Per the Bloomberg report, banks working on the IPO offer are valuing the Polish e-commerce giant Allegro, plus the company’s net debt, at 26 to 27 times its earnings before interest, taxes, depreciation, and amortization. Based on projected earnings of 2 billion zloty for 2021, the enterprise value is expected to be almost $14.4 billion, and the equity value expected to be about $13 billion, Bloomberg’s source said, adding that about 20-25% of the company is expected to be floated.

Polish Allegro’s GMV is also an attestation that the company is the biggest e-commerce platform in the country. The GMV reportedly grew by 25 percent in 2019 compared to 16 percent growth for the rest of the e-commerce segment in the country. 

More Details on Allegro IPO

Indications from the management of the company show that the company’s plan to go public is not a leap too high but rather the natural place for the company to be. François Nuyts, Allegro’s Chief Executive Officer said in an interview that the company “..have over 12 million regular customers, over 100,000 small and medium businesses on our platform and we are such a trusted brand in Poland that Warsaw is the natural place to be for us.” 

According to Nuyts, the company is in talks with potential investors both within and outside of Poland as there has been what he described as a “Significant” interest in the deal across the board. The company has also noted that it will allocate about 5 percent of the shares to retail investors, stating that “The group believes the offering is a logical and significant next step for the group in its development.”

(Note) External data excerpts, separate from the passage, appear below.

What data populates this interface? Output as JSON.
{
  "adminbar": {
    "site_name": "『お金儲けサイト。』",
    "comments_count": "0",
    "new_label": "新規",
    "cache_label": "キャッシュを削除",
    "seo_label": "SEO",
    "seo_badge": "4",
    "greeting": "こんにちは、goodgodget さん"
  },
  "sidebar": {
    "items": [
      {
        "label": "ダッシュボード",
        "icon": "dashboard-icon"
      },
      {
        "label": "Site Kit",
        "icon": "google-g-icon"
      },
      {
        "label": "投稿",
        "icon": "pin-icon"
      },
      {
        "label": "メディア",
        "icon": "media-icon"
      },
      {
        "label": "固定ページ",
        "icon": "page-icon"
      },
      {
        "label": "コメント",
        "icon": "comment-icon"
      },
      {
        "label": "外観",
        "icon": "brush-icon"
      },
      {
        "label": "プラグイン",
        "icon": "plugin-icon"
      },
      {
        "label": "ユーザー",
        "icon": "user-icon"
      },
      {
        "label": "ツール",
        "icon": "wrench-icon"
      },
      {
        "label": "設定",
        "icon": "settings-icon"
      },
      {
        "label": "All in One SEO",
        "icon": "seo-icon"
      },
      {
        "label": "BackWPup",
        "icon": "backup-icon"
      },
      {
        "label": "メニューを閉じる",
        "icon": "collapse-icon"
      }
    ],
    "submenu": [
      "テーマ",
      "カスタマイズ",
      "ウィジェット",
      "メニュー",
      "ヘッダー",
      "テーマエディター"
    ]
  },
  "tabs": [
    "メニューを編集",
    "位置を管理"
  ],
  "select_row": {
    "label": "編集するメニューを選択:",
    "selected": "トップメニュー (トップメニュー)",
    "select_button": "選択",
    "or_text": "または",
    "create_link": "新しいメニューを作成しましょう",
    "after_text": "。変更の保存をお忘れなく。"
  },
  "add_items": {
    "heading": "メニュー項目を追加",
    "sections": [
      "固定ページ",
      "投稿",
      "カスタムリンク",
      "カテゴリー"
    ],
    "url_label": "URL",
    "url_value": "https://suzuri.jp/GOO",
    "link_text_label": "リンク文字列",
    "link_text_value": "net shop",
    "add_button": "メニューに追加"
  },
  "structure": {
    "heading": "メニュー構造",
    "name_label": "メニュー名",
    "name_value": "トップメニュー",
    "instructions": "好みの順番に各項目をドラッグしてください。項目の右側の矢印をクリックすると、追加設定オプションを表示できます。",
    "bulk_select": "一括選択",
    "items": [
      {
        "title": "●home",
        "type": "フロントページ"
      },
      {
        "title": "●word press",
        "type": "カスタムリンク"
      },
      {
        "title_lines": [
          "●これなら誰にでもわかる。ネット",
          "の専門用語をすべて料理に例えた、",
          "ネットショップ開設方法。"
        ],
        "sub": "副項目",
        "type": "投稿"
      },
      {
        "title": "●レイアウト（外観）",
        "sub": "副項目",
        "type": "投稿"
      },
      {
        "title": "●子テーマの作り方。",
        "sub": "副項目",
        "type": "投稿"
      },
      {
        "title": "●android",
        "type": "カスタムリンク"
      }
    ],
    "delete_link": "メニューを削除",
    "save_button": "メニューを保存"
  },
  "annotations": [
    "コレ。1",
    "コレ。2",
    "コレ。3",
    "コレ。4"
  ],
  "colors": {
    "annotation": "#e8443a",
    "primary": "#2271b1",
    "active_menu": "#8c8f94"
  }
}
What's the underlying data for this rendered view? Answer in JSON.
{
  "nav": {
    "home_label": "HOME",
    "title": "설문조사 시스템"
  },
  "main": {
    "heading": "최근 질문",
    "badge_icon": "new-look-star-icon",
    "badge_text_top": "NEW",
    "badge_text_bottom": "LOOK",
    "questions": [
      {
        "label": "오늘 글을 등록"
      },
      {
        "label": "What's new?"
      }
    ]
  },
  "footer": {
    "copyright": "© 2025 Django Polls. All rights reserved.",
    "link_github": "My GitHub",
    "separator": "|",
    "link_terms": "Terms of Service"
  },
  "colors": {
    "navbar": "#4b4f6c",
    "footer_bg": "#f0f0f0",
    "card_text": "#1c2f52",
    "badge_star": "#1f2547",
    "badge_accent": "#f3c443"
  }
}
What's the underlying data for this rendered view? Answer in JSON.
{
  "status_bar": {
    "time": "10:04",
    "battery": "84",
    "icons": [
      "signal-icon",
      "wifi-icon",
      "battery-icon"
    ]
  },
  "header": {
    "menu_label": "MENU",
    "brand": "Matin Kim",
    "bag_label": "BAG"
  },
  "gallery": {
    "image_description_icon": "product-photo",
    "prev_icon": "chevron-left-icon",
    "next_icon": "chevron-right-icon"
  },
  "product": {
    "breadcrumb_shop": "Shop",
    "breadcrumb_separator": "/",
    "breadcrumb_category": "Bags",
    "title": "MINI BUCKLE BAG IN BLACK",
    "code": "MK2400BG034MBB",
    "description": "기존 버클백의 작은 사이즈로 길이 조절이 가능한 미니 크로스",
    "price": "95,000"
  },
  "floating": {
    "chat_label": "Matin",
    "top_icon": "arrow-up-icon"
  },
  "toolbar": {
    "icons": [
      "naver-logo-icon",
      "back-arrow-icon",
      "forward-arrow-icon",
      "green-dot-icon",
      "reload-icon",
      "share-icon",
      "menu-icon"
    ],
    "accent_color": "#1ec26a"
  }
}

Goldman Sachs Group Inc (NYSE: GS), and Morgan Stanley (NYSE: MS) are global coordinators on Allegro’s listing. The trio of Barclays Bank Plc (LON: BARC), Bank of America Corp (NYSE: BAC), Citigroup Inc (NYSE: C), and Dom Maklerski Banku Handlowego SA are bookrunners. The company has also named Santander Bank Polska SA and BM PKO BP as bookrunners and co-offering agents in Poland in connection with the retail tranche. Several key financial entities as recognized as the Polish Allegro’s financial advisers.